Family Cash no es una empresa cualquiera. Desde su fundación en 2013 en Xàtiva, se ha expandido rápidamente por toda España gracias a un modelo de negocio basado en la eficiencia logística, el gran formato y precios competitivos. Que haya elegido Agullent para centralizar su logística en la Comunidad Valenciana no es casualidad. Han encontrado allí suelo industrial accesible, disponibilidad urbanística y respaldo institucional.

Lo que llama la atención es que muchos de sus proveedores y contactos empresariales tienen origen en Ontinyent, ciudad que perfectamente podría haber acogido esta base logística si se hubieran dado las condiciones.

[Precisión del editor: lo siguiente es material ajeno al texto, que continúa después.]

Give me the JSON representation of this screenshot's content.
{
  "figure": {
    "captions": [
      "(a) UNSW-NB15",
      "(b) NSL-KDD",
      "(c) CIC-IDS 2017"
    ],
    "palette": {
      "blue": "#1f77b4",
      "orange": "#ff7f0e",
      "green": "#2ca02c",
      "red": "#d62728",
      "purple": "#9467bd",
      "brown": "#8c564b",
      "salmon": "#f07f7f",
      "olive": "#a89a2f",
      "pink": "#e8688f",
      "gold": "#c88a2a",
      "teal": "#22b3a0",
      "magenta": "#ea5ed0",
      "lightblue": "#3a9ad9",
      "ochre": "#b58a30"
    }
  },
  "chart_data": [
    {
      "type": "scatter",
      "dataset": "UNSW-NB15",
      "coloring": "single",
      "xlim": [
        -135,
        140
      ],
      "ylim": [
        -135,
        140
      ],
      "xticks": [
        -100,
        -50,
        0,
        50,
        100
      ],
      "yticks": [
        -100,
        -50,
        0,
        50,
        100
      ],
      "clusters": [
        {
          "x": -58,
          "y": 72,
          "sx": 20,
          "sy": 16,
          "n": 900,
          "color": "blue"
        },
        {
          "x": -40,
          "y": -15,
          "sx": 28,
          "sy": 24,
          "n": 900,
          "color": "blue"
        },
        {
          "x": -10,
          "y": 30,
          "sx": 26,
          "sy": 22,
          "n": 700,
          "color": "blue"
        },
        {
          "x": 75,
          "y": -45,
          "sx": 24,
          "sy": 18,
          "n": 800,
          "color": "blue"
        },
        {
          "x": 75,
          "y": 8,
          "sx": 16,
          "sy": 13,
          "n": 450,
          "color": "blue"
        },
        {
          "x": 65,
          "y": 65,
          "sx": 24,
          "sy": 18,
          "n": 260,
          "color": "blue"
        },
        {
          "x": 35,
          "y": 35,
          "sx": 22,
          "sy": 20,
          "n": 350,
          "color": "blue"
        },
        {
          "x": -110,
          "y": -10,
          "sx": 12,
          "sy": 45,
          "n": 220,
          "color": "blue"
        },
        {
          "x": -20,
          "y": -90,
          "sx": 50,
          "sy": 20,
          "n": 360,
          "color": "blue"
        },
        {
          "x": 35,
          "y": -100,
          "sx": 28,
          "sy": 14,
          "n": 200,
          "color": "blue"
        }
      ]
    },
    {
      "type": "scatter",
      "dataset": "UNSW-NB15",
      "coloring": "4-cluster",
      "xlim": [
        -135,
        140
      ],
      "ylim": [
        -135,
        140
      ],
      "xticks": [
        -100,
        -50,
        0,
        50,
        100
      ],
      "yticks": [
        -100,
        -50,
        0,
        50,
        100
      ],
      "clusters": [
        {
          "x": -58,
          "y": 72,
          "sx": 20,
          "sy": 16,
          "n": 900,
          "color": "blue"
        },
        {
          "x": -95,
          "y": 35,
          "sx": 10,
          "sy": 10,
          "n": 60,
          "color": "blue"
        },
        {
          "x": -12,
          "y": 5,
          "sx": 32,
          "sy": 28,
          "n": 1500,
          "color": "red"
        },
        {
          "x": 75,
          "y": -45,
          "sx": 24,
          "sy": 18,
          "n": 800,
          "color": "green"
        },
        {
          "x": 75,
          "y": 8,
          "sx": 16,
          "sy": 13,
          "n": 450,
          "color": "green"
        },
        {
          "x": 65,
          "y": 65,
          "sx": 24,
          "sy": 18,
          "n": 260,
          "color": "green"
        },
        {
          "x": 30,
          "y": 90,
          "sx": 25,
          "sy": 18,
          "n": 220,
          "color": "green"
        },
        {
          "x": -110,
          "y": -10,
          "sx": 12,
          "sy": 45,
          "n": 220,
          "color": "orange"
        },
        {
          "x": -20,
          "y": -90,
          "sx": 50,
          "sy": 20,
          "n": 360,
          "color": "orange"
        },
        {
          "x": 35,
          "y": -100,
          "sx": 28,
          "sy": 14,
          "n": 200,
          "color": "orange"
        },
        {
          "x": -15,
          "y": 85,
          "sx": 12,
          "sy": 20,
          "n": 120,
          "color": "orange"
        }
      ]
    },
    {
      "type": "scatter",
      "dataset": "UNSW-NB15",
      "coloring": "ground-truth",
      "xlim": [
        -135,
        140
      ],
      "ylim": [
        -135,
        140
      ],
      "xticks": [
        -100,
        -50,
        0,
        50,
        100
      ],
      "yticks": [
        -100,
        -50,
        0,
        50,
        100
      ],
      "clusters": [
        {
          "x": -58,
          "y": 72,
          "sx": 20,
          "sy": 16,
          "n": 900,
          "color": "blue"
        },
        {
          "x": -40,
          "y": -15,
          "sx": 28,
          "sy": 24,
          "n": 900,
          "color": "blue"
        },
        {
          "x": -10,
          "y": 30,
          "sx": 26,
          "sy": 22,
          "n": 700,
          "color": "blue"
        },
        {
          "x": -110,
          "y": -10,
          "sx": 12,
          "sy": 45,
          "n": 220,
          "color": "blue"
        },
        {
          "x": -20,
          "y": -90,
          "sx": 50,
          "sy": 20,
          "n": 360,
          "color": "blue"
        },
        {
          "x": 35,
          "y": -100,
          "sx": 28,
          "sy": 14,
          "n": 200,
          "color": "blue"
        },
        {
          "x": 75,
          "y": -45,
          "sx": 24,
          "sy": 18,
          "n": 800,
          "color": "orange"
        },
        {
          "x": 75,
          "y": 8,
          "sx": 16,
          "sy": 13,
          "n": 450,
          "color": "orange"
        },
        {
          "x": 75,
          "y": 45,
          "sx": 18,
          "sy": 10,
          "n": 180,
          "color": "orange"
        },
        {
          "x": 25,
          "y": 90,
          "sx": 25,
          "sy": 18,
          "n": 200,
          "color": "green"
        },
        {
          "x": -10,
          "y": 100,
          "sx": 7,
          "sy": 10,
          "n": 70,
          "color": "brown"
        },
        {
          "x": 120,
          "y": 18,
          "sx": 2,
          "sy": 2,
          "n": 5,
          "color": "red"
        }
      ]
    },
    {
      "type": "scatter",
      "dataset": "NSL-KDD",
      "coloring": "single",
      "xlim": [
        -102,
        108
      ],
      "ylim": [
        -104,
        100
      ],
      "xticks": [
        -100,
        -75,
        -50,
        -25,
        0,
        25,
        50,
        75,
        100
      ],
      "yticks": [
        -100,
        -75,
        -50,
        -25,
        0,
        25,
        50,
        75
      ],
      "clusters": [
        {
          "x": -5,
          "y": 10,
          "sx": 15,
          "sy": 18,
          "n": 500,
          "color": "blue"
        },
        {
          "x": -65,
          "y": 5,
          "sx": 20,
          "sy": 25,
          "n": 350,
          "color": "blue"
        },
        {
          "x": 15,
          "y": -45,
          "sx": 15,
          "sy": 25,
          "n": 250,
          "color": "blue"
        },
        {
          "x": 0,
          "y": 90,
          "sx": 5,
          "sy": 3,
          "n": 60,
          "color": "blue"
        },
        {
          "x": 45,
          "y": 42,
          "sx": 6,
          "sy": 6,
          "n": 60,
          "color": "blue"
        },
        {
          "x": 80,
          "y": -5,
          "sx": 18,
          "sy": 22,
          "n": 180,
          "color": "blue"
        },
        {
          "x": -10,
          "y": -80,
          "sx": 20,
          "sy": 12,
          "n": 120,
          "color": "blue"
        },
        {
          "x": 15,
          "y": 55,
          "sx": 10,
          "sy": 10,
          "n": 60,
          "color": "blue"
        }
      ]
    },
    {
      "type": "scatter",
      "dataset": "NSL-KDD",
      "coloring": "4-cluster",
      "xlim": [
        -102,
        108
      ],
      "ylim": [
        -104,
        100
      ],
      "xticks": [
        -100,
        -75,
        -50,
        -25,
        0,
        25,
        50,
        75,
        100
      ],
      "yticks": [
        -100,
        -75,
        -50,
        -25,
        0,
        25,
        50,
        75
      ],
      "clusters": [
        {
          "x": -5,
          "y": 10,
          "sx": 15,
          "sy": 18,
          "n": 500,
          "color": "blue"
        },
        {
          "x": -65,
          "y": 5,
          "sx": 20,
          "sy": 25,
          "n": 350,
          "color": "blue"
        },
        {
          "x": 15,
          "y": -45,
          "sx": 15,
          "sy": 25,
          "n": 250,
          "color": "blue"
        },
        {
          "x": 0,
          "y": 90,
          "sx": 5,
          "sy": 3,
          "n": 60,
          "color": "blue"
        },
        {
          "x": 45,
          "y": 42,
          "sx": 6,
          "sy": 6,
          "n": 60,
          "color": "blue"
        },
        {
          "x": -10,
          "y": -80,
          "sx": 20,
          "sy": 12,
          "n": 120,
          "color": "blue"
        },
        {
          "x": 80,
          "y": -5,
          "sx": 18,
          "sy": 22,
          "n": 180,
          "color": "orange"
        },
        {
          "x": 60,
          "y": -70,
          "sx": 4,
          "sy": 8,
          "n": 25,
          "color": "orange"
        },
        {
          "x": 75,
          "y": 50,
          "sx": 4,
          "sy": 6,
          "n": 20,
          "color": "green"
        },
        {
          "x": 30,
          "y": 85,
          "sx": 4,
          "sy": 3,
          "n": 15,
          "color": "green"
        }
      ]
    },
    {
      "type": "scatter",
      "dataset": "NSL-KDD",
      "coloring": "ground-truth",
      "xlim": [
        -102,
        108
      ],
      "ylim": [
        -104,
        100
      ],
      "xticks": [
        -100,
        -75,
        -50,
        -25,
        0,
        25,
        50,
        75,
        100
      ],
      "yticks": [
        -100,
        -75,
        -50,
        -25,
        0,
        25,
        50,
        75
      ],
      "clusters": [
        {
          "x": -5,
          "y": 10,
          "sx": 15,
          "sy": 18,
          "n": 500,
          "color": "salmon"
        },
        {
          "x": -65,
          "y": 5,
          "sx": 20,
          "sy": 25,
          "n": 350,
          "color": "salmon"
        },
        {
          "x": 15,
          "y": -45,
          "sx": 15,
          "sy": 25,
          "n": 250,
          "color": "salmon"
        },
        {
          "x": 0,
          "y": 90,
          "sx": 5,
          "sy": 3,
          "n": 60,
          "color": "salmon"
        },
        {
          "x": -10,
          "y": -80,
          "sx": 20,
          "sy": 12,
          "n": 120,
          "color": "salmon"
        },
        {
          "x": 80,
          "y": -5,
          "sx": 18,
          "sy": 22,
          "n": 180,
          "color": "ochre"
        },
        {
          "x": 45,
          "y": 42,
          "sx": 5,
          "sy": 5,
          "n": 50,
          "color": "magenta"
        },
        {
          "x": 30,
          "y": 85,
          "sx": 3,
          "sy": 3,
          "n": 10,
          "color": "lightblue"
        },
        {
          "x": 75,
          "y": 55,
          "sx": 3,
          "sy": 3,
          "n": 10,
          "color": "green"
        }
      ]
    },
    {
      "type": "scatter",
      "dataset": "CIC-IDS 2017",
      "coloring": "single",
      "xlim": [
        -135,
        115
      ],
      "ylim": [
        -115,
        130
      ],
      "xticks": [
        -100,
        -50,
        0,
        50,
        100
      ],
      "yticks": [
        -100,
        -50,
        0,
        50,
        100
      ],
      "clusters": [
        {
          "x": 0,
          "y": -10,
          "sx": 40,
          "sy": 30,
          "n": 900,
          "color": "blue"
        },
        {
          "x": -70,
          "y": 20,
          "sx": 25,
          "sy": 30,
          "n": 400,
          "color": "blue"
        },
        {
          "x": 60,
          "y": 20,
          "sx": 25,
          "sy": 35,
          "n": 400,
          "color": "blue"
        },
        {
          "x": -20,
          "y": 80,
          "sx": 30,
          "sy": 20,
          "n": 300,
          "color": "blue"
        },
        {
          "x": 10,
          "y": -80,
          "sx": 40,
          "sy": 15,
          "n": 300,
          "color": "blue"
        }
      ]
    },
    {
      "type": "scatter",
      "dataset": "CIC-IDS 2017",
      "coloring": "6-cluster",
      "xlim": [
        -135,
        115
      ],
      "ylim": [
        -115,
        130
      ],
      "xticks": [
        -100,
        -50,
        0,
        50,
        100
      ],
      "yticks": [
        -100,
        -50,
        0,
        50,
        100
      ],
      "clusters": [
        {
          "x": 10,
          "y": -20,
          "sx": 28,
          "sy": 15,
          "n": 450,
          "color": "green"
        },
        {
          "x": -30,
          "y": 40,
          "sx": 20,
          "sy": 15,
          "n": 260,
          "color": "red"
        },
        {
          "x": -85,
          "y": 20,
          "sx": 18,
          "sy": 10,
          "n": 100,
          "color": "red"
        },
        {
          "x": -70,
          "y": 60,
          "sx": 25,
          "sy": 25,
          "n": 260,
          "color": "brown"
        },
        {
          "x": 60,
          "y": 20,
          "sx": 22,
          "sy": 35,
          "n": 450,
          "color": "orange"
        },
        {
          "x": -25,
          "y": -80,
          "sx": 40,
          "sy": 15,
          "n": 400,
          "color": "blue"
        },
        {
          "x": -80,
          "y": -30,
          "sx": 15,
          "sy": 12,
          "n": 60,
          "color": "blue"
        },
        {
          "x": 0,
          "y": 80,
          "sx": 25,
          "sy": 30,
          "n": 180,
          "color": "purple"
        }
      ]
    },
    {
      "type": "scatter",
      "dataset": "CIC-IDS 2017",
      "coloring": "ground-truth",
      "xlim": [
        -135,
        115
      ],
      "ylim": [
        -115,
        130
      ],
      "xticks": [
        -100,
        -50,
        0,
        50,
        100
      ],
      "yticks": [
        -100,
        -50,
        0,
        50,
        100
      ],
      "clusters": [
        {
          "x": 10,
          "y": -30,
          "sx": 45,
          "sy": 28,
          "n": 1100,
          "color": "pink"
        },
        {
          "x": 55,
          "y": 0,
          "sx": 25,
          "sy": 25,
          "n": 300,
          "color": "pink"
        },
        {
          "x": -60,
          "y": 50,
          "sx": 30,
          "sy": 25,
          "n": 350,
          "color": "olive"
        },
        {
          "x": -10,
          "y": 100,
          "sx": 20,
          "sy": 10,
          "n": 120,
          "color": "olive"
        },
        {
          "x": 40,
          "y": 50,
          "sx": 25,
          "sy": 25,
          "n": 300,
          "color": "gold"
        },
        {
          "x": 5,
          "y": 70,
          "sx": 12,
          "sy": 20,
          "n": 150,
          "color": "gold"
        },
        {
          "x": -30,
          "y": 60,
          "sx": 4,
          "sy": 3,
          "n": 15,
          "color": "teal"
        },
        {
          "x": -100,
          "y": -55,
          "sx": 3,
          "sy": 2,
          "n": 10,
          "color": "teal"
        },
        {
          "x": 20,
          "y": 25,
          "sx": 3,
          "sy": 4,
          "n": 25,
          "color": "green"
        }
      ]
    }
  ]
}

Pero no las hay. Y esa es la realidad: en Ontinyent no hay una política industrial eficaz ni una estrategia clara para retener o atraer inversión empresarial.

El coste de una mala planificación

El caso de Agullent no es único. En los últimos años, municipios como Bocairent, Albaida, l’Olleria o Aielo de Malferit han ido actualizando su planeamiento urbanístico, desarrollando sectores industriales o atrayendo pequeñas y medianas empresas que podrían haber tenido cabida en Ontinyent. Pero la excesiva burocracia, la falta de previsión y, en algunos casos, la escasa voluntad política, están expulsando empresas de la capital comarcal.

Desde el punto de vista económico, esto supone una pérdida de ingresos fiscales, destrucción progresiva del empleo local y debilitamiento de la clase media.

Desde el punto de vista social, significa más dependencia de ayudas públicas, más juventud emigrando y un deterioro silencioso pero constante del tejido productivo.

¿A dónde va Ontinyent?

Esta es la pregunta clave. Si Ontinyent no redefine su modelo de ciudad para volver a ser un referente económico en la comarca, la peatonalización, el turismo de fin de semana o los eventos culturales no serán suficientes para sostener a una población activa que necesita trabajar. La ciudad que una vez fue la locomotora industrial de la Vall d’Albaida hoy ve cómo sus vagones se desenganchan y siguen rumbo a otros destinos.

Agullent ha entendido el mensaje. Ha apostado por el empleo, por la inversión y por ser útil para su gente. Ontinyent aún está a tiempo de reaccionar. Pero para eso hace falta liderazgo, visión y, sobre todo, voluntad política.